Beijing is among the most popular tourist destinations in China. The multitude of spots of cultural significance lends the city a timeless appeal to travelers from afar.

Except for those who are familiar with the city's quite decent public transport network, most travelers have to rely on the variety of day tours to visit most of its famous tourist attractions. In fact, day tours are so far the best way, especially for individual travelers on their first trip to the city, to appreciate what Beijing has to offer.

But taking a day tour is not always as easy or enjoyable as it should be.

Inadequacy of information is of course one of the difficulties. In spite of all the advertisements for day tours one can find on the Internet, in guide books, or on sign posts at bus stops, navigating the city's day tour market and finding the one that best suits your needs can be frustrating and exhausting at the same time.

Let alone strangers who may not know a thing about our language, even long-time local residents may have difficulty in finding the right place for information about some rather commonplace day tours. .

Of course many travelers come here with a rough idea of where to go. But once there, they can sometimes find things to be quite different.

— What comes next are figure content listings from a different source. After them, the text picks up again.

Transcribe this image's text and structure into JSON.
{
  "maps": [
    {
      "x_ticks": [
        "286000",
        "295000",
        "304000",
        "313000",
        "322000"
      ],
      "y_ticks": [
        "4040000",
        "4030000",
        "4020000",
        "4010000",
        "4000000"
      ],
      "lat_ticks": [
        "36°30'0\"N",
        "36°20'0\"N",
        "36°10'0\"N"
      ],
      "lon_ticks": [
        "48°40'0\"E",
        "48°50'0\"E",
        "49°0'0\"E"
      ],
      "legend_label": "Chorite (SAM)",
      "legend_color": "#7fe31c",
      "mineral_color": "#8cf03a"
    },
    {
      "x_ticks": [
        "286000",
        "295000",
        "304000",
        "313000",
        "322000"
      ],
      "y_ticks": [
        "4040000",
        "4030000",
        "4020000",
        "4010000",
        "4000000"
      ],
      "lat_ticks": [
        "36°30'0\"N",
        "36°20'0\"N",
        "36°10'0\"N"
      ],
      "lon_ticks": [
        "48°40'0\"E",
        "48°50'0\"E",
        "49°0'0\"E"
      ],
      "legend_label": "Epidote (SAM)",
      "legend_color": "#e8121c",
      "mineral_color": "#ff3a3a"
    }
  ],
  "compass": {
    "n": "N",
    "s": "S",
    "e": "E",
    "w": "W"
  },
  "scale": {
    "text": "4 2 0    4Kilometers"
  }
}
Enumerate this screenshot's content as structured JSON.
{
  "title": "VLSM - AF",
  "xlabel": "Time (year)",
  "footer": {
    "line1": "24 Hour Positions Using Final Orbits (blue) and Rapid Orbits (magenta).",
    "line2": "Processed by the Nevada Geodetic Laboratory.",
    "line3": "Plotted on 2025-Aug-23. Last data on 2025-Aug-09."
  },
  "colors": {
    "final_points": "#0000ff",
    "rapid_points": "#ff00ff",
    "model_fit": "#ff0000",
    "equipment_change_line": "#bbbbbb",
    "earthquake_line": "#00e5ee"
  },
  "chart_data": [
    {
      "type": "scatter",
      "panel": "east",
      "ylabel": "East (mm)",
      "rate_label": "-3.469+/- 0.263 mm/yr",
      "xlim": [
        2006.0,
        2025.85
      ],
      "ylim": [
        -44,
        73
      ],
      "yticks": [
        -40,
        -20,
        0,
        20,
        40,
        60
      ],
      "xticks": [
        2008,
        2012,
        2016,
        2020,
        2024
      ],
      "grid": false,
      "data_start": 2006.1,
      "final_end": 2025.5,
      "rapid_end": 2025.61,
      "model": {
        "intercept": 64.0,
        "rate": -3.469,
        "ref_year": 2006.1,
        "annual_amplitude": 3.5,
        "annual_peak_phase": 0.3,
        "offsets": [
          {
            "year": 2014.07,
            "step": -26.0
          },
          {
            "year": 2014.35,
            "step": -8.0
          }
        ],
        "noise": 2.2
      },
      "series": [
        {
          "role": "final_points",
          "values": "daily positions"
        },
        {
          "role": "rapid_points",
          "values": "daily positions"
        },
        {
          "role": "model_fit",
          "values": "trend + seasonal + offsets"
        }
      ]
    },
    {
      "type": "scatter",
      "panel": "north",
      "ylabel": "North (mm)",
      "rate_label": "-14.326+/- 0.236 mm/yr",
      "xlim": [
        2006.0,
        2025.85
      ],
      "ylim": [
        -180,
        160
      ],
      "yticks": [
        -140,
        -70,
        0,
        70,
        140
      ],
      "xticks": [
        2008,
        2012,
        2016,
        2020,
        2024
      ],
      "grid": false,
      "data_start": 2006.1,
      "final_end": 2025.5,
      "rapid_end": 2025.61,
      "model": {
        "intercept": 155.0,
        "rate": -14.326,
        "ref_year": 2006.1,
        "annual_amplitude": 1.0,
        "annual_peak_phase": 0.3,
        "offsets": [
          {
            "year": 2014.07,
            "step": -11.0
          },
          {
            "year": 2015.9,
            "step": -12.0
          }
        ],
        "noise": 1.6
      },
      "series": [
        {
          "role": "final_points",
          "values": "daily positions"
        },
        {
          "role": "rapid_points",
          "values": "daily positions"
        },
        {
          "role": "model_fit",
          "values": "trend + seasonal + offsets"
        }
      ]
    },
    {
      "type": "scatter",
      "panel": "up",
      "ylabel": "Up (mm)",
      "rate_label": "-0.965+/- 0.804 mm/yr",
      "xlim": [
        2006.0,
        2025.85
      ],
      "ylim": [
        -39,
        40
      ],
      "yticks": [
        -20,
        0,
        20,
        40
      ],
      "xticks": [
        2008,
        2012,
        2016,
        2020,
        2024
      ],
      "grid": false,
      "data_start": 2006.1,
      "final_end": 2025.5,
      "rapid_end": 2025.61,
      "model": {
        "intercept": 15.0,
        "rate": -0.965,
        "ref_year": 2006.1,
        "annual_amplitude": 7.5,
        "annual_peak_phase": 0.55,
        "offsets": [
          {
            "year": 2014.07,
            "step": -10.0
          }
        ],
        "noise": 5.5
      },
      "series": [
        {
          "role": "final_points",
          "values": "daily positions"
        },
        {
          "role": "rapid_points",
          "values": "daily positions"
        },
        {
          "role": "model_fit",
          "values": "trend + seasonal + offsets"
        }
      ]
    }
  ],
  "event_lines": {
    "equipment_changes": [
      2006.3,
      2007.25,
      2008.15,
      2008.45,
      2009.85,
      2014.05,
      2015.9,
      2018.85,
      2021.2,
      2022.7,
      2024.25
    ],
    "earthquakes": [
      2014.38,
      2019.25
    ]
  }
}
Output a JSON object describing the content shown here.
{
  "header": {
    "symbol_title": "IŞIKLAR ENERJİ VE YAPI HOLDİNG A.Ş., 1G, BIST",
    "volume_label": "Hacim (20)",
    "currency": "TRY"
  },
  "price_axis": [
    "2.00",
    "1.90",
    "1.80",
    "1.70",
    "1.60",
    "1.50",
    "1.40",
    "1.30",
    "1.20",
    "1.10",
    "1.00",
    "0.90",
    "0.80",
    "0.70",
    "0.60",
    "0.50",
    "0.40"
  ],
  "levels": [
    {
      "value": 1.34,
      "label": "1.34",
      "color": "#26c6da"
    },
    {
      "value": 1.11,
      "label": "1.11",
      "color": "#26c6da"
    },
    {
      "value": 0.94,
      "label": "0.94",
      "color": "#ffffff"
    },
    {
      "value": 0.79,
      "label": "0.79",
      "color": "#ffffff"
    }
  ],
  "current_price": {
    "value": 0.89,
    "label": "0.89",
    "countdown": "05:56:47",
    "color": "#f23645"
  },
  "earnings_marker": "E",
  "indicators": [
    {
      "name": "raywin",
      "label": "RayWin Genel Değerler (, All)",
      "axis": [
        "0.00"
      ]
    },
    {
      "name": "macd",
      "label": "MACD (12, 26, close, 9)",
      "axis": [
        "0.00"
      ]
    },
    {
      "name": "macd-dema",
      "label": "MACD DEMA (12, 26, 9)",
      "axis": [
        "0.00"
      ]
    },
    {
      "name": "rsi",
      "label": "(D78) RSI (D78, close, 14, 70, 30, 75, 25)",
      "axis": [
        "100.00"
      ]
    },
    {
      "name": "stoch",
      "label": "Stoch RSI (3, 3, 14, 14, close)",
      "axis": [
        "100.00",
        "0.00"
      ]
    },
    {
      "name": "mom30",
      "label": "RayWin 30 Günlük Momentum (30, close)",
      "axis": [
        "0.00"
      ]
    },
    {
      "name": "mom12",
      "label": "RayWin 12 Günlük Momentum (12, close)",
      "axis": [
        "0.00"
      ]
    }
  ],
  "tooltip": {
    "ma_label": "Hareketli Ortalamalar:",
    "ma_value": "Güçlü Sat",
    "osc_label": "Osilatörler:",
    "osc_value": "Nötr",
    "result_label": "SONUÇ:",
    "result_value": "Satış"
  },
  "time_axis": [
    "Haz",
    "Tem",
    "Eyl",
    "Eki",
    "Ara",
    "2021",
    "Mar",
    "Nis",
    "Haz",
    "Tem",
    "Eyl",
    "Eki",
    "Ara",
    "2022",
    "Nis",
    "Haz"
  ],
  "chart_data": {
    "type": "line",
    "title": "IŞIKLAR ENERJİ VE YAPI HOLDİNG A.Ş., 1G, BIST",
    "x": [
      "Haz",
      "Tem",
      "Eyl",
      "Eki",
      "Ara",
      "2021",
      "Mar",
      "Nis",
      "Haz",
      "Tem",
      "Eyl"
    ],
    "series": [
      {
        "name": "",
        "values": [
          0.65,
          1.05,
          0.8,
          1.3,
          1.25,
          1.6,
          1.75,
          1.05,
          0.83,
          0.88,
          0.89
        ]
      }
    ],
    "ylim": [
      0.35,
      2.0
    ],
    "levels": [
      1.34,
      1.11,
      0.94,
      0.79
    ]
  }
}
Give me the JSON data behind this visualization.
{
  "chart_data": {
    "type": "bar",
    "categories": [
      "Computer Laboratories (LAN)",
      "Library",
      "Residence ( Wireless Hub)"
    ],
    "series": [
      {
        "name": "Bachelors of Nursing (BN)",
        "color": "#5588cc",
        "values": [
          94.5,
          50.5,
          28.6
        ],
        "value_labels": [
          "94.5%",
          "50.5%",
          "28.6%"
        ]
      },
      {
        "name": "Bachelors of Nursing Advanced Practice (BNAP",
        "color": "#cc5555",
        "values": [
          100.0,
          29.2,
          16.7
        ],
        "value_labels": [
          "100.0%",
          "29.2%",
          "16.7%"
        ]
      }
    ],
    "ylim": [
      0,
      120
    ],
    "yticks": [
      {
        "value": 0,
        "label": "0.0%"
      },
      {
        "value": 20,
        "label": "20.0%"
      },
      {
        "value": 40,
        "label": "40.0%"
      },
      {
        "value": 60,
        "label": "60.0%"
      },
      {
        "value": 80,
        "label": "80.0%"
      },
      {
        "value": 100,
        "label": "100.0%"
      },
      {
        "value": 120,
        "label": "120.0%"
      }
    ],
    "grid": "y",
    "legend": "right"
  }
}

We have had a constant feed of complaints from tourists about irresponsible or even dishonest day tour operators. In some extreme cases, tourists were taken to places other than their desired destinations, or even forced to buy "souvenirs" so their guides could take kickbacks.

It would not be fair to say the authorities have been indifferent. We have heard about calls and moves to install order and standards. But improvement has been surprisingly tardy over the years.

Given tourism's potential to be a major source of local revenues, this is truly bewildering.

Now that the authorities are beginning to do the clean-up - they have disqualified four tourist sites from the local day tour market for such offenses as cheating - we hope they can go far enough this time.

Such moves are not only essential for tourists' experiences in the city, but also for a healthy future for the local tourism industry.

It is not just for the upcoming Olympics that the city needs to take measures to make itself more tourist-friendly.